I had a friend ask for ideas, I’m generalizing here for anyone it might help.
Kiddo asks parent for proprioceptive input.
Parent either can’t or can only offer some input.
Kiddo can’t handle the refusal – they already are disregulated and needing input, so they escalate.
My suggestions came from my experience:
1 One, it’s ok to have boundaries, and the less someone respects your boundaries, the bigger the boundaries have to be.
I’ve described it like the following distance when driving – if someone in front of you or behind you is tailgaiting, you need a larger following distance. That way if the person in front crashes from tailgaiting you have time to brake. If the person behind is too close then you also need time to brake slowly so they don’t hit you like they would if you had to stop suddenly.
What this looks like is stopping your kiddo farther away and asking them to slow down and ask first. If they are too disregulated to respect the boundaries, then you know to take action to protect yourself and help them get regulated. For example my personal bubble with the kiddo is my head and my back, if he wants to go behind me he has to ask, and if he wants to touch my face he has to ask, and if he wants to give me a hug, he doesn’t have to ask unless he’s trying to come up behind me.
2 Two, if they are asking for input you can’t give, try to give them or help them get the input they need. I’ll offer “squeezies” – a big bear hug, “squishies” – squishing the kiddo between me and a counter/wall/etc. or “jumpies” – holding hands and the kiddo jumps while pushing down on my hands, similar to holding a gym bar or pushing down on a counter or table and jumping.
In this case kiddo wanted what we call “shoulder bup” – sitting on shoulders. The two alternatives I thought of was doing a piggy back and then leaning against the wall to take some of the weight off or doing the shoulder bup with leaning back so that most of the kiddo’s weight ends up on the back of the seat if available.
If those aren’t options, a headstand or handstand might help or the other types of input mentioned. Another one we like is “Timber!” where they call that and you are a tree that then falls down on them – usually sitting side by side and leaning into them.
I can’t find the article, but when the kiddo was biting more, I remember reading that you can’t tell a child not to bite when they are flooded (Gottman term for the amygdala being in charge), and just telling them not to bite when they are calm doesn’t work – they can’t remember in the heat of the moment. You have to role play appropriate responses.
Like training for martial arts so that when you are in fight/flight/freeze your automatic reflexes take over.

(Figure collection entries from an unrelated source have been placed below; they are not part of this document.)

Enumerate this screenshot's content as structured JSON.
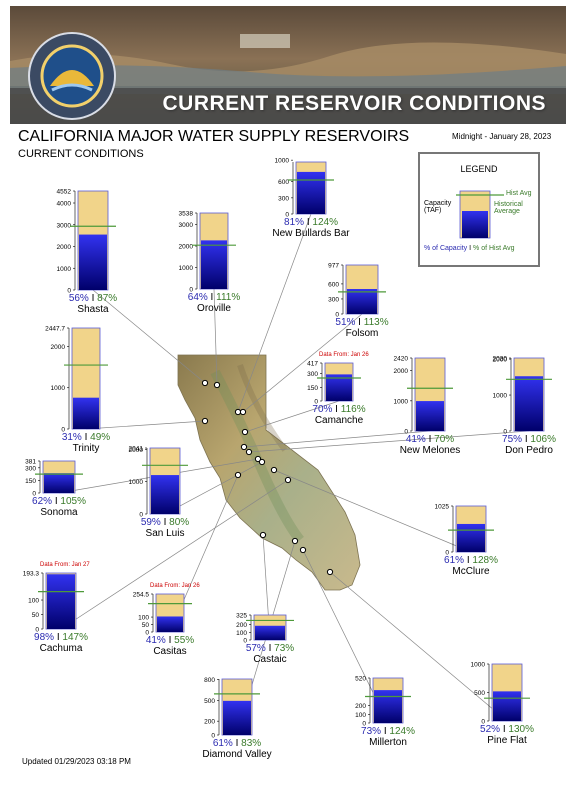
{
  "banner": {
    "title": "CURRENT RESERVOIR CONDITIONS",
    "seal_text_top": "DEPARTMENT OF WATER RESOURCES",
    "seal_text_bottom": "STATE OF CALIFORNIA"
  },
  "header": {
    "title": "CALIFORNIA MAJOR WATER SUPPLY RESERVOIRS",
    "subtitle": "CURRENT CONDITIONS",
    "date": "Midnight - January 28, 2023"
  },
  "footer": {
    "updated": "Updated 01/29/2023 03:18 PM"
  },
  "legend": {
    "title": "LEGEND",
    "capacity_label": "Capacity (TAF)",
    "hist_avg_label": "Hist Avg",
    "historical_average_label": "Historical Average",
    "pct_capacity_label": "% of Capacity",
    "sep": "I",
    "pct_hist_label": "% of Hist Avg"
  },
  "colors": {
    "capacity_fill": "#f1d48a",
    "capacity_border": "#5b5bd6",
    "storage_top": "#3232f0",
    "storage_bottom": "#00006a",
    "hist_line": "#4e9a3a",
    "cap_text": "#2b2bb0",
    "hist_text": "#3a7a2a",
    "data_from_text": "#cc0000"
  },
  "chart_data": {
    "type": "bar",
    "title": "CALIFORNIA MAJOR WATER SUPPLY RESERVOIRS",
    "unit": "TAF",
    "reservoirs": [
      {
        "name": "Shasta",
        "capacity": 4552,
        "storage": 2549,
        "hist_avg": 2930,
        "pct_capacity": "56%",
        "pct_hist": "87%",
        "ticks": [
          "4552",
          "4000",
          "3000",
          "2000",
          "1000",
          "0"
        ],
        "tick_values": [
          4552,
          4000,
          3000,
          2000,
          1000,
          0
        ],
        "data_from": ""
      },
      {
        "name": "Oroville",
        "capacity": 3538,
        "storage": 2264,
        "hist_avg": 2040,
        "pct_capacity": "64%",
        "pct_hist": "111%",
        "ticks": [
          "3538",
          "3000",
          "2000",
          "1000",
          "0"
        ],
        "tick_values": [
          3538,
          3000,
          2000,
          1000,
          0
        ],
        "data_from": ""
      },
      {
        "name": "New Bullards Bar",
        "capacity": 966,
        "storage": 782,
        "hist_avg": 631,
        "pct_capacity": "81%",
        "pct_hist": "124%",
        "ticks": [
          "1000",
          "600",
          "300",
          "0"
        ],
        "tick_values": [
          1000,
          600,
          300,
          0
        ],
        "data_from": ""
      },
      {
        "name": "Folsom",
        "capacity": 977,
        "storage": 498,
        "hist_avg": 441,
        "pct_capacity": "51%",
        "pct_hist": "113%",
        "ticks": [
          "977",
          "600",
          "300",
          "0"
        ],
        "tick_values": [
          977,
          600,
          300,
          0
        ],
        "data_from": ""
      },
      {
        "name": "Trinity",
        "capacity": 2447.7,
        "storage": 759,
        "hist_avg": 1549,
        "pct_capacity": "31%",
        "pct_hist": "49%",
        "ticks": [
          "2447.7",
          "2000",
          "1000",
          "0"
        ],
        "tick_values": [
          2447.7,
          2000,
          1000,
          0
        ],
        "data_from": ""
      },
      {
        "name": "Camanche",
        "capacity": 417,
        "storage": 292,
        "hist_avg": 252,
        "pct_capacity": "70%",
        "pct_hist": "116%",
        "ticks": [
          "417",
          "300",
          "150",
          "0"
        ],
        "tick_values": [
          417,
          300,
          150,
          0
        ],
        "data_from": "Data From: Jan 26"
      },
      {
        "name": "New Melones",
        "capacity": 2420,
        "storage": 992,
        "hist_avg": 1417,
        "pct_capacity": "41%",
        "pct_hist": "70%",
        "ticks": [
          "2420",
          "2000",
          "1000",
          "0"
        ],
        "tick_values": [
          2420,
          2000,
          1000,
          0
        ],
        "data_from": ""
      },
      {
        "name": "Don Pedro",
        "capacity": 2030,
        "storage": 1523,
        "hist_avg": 1437,
        "pct_capacity": "75%",
        "pct_hist": "106%",
        "ticks": [
          "2030",
          "2000",
          "1000",
          "0"
        ],
        "tick_values": [
          2030,
          2000,
          1000,
          0
        ],
        "data_from": ""
      },
      {
        "name": "Sonoma",
        "capacity": 381,
        "storage": 236,
        "hist_avg": 225,
        "pct_capacity": "62%",
        "pct_hist": "105%",
        "ticks": [
          "381",
          "300",
          "150",
          "0"
        ],
        "tick_values": [
          381,
          300,
          150,
          0
        ],
        "data_from": ""
      },
      {
        "name": "San Luis",
        "capacity": 2041,
        "storage": 1204,
        "hist_avg": 1505,
        "pct_capacity": "59%",
        "pct_hist": "80%",
        "ticks": [
          "2041",
          "2000",
          "1000",
          "0"
        ],
        "tick_values": [
          2041,
          2000,
          1000,
          0
        ],
        "data_from": ""
      },
      {
        "name": "McClure",
        "capacity": 1025,
        "storage": 625,
        "hist_avg": 488,
        "pct_capacity": "61%",
        "pct_hist": "128%",
        "ticks": [
          "1025",
          "0"
        ],
        "tick_values": [
          1025,
          0
        ],
        "data_from": ""
      },
      {
        "name": "Cachuma",
        "capacity": 193.3,
        "storage": 189,
        "hist_avg": 129,
        "pct_capacity": "98%",
        "pct_hist": "147%",
        "ticks": [
          "193.3",
          "100",
          "50",
          "0"
        ],
        "tick_values": [
          193.3,
          100,
          50,
          0
        ],
        "data_from": "Data From: Jan 27"
      },
      {
        "name": "Casitas",
        "capacity": 254.5,
        "storage": 104,
        "hist_avg": 190,
        "pct_capacity": "41%",
        "pct_hist": "55%",
        "ticks": [
          "254.5",
          "100",
          "50",
          "0"
        ],
        "tick_values": [
          254.5,
          100,
          50,
          0
        ],
        "data_from": "Data From: Jan 26"
      },
      {
        "name": "Castaic",
        "capacity": 325,
        "storage": 185,
        "hist_avg": 254,
        "pct_capacity": "57%",
        "pct_hist": "73%",
        "ticks": [
          "325",
          "200",
          "100",
          "0"
        ],
        "tick_values": [
          325,
          200,
          100,
          0
        ],
        "data_from": ""
      },
      {
        "name": "Diamond Valley",
        "capacity": 810,
        "storage": 494,
        "hist_avg": 595,
        "pct_capacity": "61%",
        "pct_hist": "83%",
        "ticks": [
          "800",
          "500",
          "200",
          "0"
        ],
        "tick_values": [
          800,
          500,
          200,
          0
        ],
        "data_from": ""
      },
      {
        "name": "Millerton",
        "capacity": 520,
        "storage": 380,
        "hist_avg": 306,
        "pct_capacity": "73%",
        "pct_hist": "124%",
        "ticks": [
          "520",
          "200",
          "100",
          "0"
        ],
        "tick_values": [
          520,
          200,
          100,
          0
        ],
        "data_from": ""
      },
      {
        "name": "Pine Flat",
        "capacity": 1000,
        "storage": 520,
        "hist_avg": 400,
        "pct_capacity": "52%",
        "pct_hist": "130%",
        "ticks": [
          "1000",
          "500",
          "0"
        ],
        "tick_values": [
          1000,
          500,
          0
        ],
        "data_from": ""
      }
    ]
  }
}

We have a policy that once calm and we’ve figured out what the problem was, we have to roleplay a healthier/more adaptive method at least 3 times so that those neural pathways are reinforced more than the maladaptive ones that were defaulted to. And for really big things like hitting or biting we do at least 5 – and include variations. Basically the “What Would Danny Do?” (there is a Darla one out now too) books, but instead acting them out and using our situations. We also tell (and keep meaning to write up) “choose your own adventure” versions – the first is what actually happened and why, and then we come up with two or three more other options and results.
This can also help with theory of mind and empathy. It is the reason that pretend play is so important and if it doesn’t come naturally, it should get modeled. The Hot Wheels City videos on YouTube actually helped us with that. The kiddo didn’t like watching real life people but that one only shows the hands using toys to do pretend play.